Forty-five years ago, I sat in a theater in Pasadena, California and watched Man in the Wilderness (1971), directed by Richard C. Sarafian, starring Richard Harris playing Zachary Bass. When I got home from The Revenant, I watched the Harris movie again. The bear scene was much more explicit and bloody, but the rest of the movie wasn’t too violent. It was more about the man surviving his harrowing experience and making it back to camp.
I didn’t read Michael Punke’s 2002 novel. But there are several visual echoes of Sarafian’s film in Iñárritu’s film. The way Bass/Glass puts the flintlock shot in his mouth before feeding it to the barrel of his rifle. The way he feeds himself from the river and from a dead bison. The kindly relationship he has with a Native American in his hunting party. “The Revenant” is similar enough to be a remake.

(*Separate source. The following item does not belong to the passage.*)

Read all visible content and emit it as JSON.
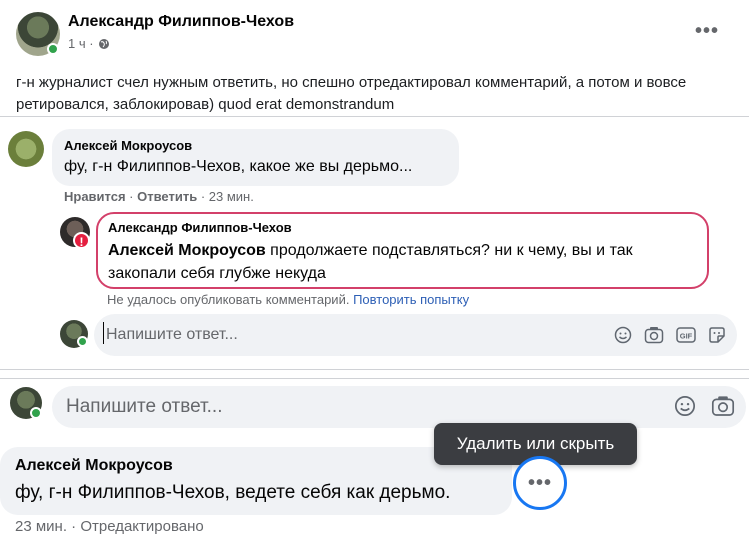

For me, the two most notable things about The Revenant are the cinematography and the mythology. This film deserves 70 millimeter more than The Hateful Eight. If Emmanuel Lubezki hadn’t already won the Oscar for best cinematography the two previous years, he’d be a shoe-in this year. He might win it anyway.
About the mythology, the West has long been aware of itself as a self-conscious mythic creation. Historian Jon T. Coleman discusses how Glass’s experiences, through many retellings, became part of a founding national myth for white Americans. What they were doing was cruel and tough. They needed endurance and inspiration, and provided it for themselves.